Weigel provides compelling evidence to back up his case:
- 80% of consumers know little or nothing about the brands they buy
- 72% of Pepsi drinkers also drink Coke
- Many more people buy a shampoo brand just once a year than repeatedly
- Most brands think consumers connect with them via social media for ‘engagement’; consumers actually do it to get discounts
- 77% of consumers say they have no relationships with brands
As Wiegel says, “Your consumers are really just someone else’s who occasionally buy you.”
There’s great, down-to-earth sense in most of this – even if I’d argue that the minority of consumers who do exhibit brand loyalty must not be ignored.
But Weigel isn’t telling companies to give up their marketing efforts and go home. His point is to cut through the hype and get a common sense grip on the task in hand.
This, he argues, is much less about nurturing relationships and much more about executing great marketing to get noticed and – vitally – “to overcome indifference”.
It’s well worth reading the entertaining slides from Weigel’s presentation.
What do you think about the place of brand engagement – is it over-hyped or is Weigel wrong? Do these points apply equally to B2B markets, or are relationships and loyalty are more important here?

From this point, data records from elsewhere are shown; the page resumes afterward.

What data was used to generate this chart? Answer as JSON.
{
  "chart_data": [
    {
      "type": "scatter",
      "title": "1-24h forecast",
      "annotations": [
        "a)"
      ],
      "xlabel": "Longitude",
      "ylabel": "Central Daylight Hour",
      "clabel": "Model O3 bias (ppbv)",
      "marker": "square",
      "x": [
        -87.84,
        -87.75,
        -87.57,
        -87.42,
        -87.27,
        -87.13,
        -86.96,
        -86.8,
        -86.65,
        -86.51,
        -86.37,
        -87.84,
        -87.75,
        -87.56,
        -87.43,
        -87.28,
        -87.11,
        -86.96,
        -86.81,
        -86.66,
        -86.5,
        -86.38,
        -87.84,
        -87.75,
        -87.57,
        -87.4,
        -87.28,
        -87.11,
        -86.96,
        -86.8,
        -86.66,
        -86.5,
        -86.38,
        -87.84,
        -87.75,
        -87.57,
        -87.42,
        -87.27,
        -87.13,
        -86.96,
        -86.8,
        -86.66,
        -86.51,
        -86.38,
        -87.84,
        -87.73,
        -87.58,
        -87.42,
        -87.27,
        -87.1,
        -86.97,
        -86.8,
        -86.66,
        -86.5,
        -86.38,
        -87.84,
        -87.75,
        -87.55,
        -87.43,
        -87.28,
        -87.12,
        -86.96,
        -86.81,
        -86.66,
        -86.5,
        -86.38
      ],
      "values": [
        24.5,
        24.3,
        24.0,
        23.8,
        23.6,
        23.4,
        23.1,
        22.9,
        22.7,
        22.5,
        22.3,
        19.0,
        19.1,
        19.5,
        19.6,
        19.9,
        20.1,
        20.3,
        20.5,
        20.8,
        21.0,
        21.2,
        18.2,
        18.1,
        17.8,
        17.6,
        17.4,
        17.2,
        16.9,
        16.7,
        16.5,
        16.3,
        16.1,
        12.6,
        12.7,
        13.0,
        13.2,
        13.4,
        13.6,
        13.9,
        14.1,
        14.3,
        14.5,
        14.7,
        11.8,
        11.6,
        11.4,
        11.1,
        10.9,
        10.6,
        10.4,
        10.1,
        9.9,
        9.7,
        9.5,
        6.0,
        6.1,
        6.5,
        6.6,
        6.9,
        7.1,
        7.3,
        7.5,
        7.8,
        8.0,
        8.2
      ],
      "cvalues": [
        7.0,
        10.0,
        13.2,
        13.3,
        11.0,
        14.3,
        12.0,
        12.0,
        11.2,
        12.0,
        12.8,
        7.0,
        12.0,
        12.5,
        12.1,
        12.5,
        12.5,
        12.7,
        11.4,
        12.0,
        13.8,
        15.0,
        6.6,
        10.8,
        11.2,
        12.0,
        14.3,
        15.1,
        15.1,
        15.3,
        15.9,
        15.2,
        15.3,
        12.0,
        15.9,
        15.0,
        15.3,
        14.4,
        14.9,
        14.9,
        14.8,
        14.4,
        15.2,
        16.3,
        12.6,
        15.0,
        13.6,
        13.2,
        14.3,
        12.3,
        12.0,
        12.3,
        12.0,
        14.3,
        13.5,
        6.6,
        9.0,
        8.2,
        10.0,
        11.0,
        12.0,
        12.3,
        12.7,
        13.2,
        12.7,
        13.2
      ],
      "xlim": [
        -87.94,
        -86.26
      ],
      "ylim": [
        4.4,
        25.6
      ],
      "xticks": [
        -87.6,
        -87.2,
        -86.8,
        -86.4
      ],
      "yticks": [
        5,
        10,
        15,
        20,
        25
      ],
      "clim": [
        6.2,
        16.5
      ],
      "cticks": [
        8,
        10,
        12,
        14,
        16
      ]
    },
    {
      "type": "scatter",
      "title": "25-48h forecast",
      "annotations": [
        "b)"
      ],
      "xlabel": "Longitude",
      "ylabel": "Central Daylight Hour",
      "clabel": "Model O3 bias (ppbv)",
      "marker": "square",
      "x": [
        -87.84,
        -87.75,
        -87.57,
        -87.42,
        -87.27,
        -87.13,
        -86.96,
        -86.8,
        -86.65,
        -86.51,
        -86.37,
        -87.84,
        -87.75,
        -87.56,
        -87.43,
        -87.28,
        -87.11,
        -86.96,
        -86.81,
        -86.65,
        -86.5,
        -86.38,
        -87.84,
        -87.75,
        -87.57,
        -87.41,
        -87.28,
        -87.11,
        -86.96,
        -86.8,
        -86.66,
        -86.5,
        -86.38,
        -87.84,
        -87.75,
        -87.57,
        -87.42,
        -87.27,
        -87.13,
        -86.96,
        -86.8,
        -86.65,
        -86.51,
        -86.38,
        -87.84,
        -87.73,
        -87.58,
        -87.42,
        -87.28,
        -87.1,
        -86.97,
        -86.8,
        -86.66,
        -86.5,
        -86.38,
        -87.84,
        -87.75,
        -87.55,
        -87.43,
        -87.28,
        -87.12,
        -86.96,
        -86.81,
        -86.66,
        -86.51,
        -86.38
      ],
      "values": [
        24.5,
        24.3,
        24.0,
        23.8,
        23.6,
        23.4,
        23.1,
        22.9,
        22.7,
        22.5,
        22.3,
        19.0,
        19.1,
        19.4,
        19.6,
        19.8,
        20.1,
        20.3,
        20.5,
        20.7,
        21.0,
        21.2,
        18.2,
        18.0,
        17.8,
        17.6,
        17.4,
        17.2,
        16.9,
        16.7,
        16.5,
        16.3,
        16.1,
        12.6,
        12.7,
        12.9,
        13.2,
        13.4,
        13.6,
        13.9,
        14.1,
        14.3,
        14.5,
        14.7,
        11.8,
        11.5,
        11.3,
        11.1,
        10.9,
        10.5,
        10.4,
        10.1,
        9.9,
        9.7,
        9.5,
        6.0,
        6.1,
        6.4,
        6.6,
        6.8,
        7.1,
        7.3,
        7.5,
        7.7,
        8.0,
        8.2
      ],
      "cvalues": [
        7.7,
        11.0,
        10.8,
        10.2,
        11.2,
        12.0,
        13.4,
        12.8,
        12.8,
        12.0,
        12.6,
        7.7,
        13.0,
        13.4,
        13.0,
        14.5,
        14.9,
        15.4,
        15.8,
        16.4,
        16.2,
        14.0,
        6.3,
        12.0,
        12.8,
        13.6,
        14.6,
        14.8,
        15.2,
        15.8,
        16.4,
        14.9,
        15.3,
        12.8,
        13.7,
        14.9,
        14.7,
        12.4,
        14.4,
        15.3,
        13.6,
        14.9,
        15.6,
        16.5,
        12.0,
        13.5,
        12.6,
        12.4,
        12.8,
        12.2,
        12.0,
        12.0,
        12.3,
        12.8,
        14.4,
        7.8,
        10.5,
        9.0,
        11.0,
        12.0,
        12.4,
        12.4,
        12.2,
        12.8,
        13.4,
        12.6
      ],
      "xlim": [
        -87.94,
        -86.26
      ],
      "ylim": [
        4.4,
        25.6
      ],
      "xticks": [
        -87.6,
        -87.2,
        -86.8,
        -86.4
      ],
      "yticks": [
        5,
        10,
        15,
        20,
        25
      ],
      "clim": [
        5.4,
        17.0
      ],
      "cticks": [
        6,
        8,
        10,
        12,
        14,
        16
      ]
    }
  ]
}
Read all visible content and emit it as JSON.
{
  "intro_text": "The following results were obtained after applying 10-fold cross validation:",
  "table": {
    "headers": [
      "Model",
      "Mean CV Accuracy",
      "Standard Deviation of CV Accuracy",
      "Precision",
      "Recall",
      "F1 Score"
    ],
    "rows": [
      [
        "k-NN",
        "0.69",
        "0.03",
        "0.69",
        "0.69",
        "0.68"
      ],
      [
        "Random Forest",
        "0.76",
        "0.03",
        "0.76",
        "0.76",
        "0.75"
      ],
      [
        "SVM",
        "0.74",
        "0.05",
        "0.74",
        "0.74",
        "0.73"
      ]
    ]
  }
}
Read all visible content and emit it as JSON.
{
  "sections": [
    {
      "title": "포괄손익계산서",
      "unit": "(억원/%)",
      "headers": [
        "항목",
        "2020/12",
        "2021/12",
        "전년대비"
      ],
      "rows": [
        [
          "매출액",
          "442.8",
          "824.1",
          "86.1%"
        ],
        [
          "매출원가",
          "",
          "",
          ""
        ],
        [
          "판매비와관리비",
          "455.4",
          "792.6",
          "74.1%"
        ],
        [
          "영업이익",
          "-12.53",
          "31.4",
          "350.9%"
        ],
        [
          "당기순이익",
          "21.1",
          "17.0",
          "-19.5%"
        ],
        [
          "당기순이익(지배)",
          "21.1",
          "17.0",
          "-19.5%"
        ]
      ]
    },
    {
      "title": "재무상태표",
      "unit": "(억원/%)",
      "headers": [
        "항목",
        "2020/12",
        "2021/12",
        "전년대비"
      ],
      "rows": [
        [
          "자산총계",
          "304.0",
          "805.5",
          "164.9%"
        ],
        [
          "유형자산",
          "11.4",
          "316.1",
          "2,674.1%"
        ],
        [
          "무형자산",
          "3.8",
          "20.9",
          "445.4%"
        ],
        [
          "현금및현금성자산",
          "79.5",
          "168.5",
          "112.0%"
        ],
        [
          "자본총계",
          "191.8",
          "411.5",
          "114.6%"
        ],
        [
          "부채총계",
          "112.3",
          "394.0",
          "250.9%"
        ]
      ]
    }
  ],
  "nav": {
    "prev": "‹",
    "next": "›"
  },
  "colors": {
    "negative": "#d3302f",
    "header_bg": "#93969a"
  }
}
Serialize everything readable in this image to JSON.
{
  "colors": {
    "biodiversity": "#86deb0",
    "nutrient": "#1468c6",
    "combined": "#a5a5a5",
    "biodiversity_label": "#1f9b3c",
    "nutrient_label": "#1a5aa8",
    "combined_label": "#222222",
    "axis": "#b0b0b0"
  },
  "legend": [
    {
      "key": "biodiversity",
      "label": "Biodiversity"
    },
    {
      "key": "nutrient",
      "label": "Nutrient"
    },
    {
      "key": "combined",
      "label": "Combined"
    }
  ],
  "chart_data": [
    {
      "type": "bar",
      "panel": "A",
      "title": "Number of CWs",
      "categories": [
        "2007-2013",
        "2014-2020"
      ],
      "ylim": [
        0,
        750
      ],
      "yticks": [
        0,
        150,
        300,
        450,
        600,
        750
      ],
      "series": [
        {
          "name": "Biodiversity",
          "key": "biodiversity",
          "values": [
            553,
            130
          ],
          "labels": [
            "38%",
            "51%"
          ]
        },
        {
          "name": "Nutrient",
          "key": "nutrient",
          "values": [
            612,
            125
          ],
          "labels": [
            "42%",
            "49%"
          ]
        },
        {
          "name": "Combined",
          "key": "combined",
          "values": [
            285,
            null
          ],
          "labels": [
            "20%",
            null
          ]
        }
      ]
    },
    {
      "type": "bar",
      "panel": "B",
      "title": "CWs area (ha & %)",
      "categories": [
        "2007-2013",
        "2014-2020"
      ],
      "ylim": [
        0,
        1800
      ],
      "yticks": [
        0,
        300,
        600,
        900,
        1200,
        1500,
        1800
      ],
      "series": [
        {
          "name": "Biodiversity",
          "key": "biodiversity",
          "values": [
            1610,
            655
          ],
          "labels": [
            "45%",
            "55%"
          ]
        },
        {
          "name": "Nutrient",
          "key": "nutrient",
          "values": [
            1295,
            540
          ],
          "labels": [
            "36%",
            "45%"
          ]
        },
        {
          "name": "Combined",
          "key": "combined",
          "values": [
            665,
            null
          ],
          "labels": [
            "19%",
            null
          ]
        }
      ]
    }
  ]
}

Relationships count big time in a B2B setting and awareness is just as crucial. Being fixated on consumer brand relationships is definitely a mistake.
Thanks for the comment, Marc. I think that’s right because B2B products and services are often less of a commodity and depend more on professional service and real human interaction to back them up. Legal support is quite different from a can of coke.
So B2B customers do often build relationships which (if they’re good) help make them loyal – although we could debate to what extent the relationship is with the individuals in the company vs with the brand.